Between the technical test I mentioned above and completely re-writing my entire resume, I wasn’t able to finish Chapter 14: Metagame Systems from Game Balance by Ian Schreiber and Brenda Romero. That being said, so far, the chapter has covered the following:

  • Defining the difference between ranking and rating systems
  • Describing typical purposes of ranking/rating systems
  • Listing a few examples of rating systems, their strengths and drawbacks. Including
    • Harkness rating – Used to maintain ratings between tournaments based on average scores of attendees, the system doesn’t factor for the ratings of individual opponents and fails if unusually low or high rated players are present at the tournament.
    • Elo rating – Used to maintain ratings between either single events or tournaments, the system factors for the individual skill/rating of each opponent, how quickly ratings change can be manually adjusted by whatever authority is maintaining the ratings, the system is only valid for 2 player 1 v 1 games.
    • Glicko rating – A variation on Elo rating where the coefficient for determining the rate at which ratings change decreases as the player plays more games and the system becomes more certain of the player’s level of play.

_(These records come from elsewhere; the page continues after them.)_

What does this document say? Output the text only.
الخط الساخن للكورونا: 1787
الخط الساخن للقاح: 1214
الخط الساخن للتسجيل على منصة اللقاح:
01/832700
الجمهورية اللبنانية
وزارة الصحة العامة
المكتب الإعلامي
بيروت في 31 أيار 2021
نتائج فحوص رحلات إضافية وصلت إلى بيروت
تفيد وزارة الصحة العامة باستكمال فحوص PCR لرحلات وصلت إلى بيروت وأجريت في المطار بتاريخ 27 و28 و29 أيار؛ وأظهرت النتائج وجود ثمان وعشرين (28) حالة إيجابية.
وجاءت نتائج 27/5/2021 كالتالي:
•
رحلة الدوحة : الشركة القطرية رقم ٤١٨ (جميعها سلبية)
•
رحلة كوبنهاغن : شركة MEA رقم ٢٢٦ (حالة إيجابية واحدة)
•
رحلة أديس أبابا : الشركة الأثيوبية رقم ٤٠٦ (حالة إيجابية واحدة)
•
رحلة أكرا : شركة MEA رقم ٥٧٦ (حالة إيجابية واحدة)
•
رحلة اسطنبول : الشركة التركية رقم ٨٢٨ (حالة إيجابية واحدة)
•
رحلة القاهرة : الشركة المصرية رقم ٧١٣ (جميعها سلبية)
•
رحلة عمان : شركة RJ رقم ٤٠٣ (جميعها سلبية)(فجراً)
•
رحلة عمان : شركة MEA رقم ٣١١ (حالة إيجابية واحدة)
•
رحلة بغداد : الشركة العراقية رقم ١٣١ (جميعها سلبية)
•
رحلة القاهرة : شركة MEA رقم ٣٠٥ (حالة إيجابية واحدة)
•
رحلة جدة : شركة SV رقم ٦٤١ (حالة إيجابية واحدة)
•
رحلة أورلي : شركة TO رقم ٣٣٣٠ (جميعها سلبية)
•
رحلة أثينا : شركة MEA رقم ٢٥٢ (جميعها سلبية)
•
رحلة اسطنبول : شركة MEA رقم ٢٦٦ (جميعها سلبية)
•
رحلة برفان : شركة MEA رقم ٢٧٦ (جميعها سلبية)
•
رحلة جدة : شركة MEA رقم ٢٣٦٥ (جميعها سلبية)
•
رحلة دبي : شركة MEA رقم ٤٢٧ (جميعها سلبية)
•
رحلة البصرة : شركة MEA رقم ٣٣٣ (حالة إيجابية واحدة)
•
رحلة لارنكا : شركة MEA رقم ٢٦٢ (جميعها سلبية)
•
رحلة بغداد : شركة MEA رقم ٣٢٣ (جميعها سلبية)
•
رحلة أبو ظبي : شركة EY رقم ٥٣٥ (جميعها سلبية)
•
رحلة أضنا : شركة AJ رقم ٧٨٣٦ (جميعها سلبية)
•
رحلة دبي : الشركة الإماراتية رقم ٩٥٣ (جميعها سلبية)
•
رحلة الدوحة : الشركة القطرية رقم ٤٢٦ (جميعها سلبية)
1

This rating system can approach accurate values rather quickly, but without external limits placed on the co-efficient, highly active players may struggle to quickly change their rating which may discourage active play.
    • TrueSkill – A rating system created by Microsoft where a player’s rating and uncertainty are both tracked. Opponents with high uncertainty will yield smaller changes to the player’s rating. Matches between players with low uncertainty (especially upsets) will produce greater changes in rating. Can handle 1 v. 1 matches as well as free-for-all and team based matches. Also has flexibility in handling team-based rating adjustments and weighting, allowing for other metrics reflecting level of individual player performance beyond simple win/loss rate to be factored in.
    • Masterpoints – A rating system where players are awarded points for wins, less points for draws, and no points for losses. The idea is for players to always be accumulating an increasing number of points. This rating system encourages more active play, but makes it difficult to distinguish between active players who are mediocre vs. highly-skilled players that don’t play as much. Also does not factor for relative differences between players when adjusting ratings. Rating keepers may rely on additional external modifications like creating different categories of Masterpoints to make it distinguish between high-level competition and low-level competitions.
    • Online Rating Systems – Online games often employ or extend one or more of the above rating systems to implement matchmaking. In general, these systems try to create matches between players of nearly equal rating (and hopefully variance), but grows the range of permissible matches as time within the matchmaking queue elapses.
My main takeaway from all of this was that there are number of different rating techniques one can employ, and what’s most important is to establish what the intended player experience is when dealing with your rating system before selecting an implementation and making any necessary modifications to achieve that experience.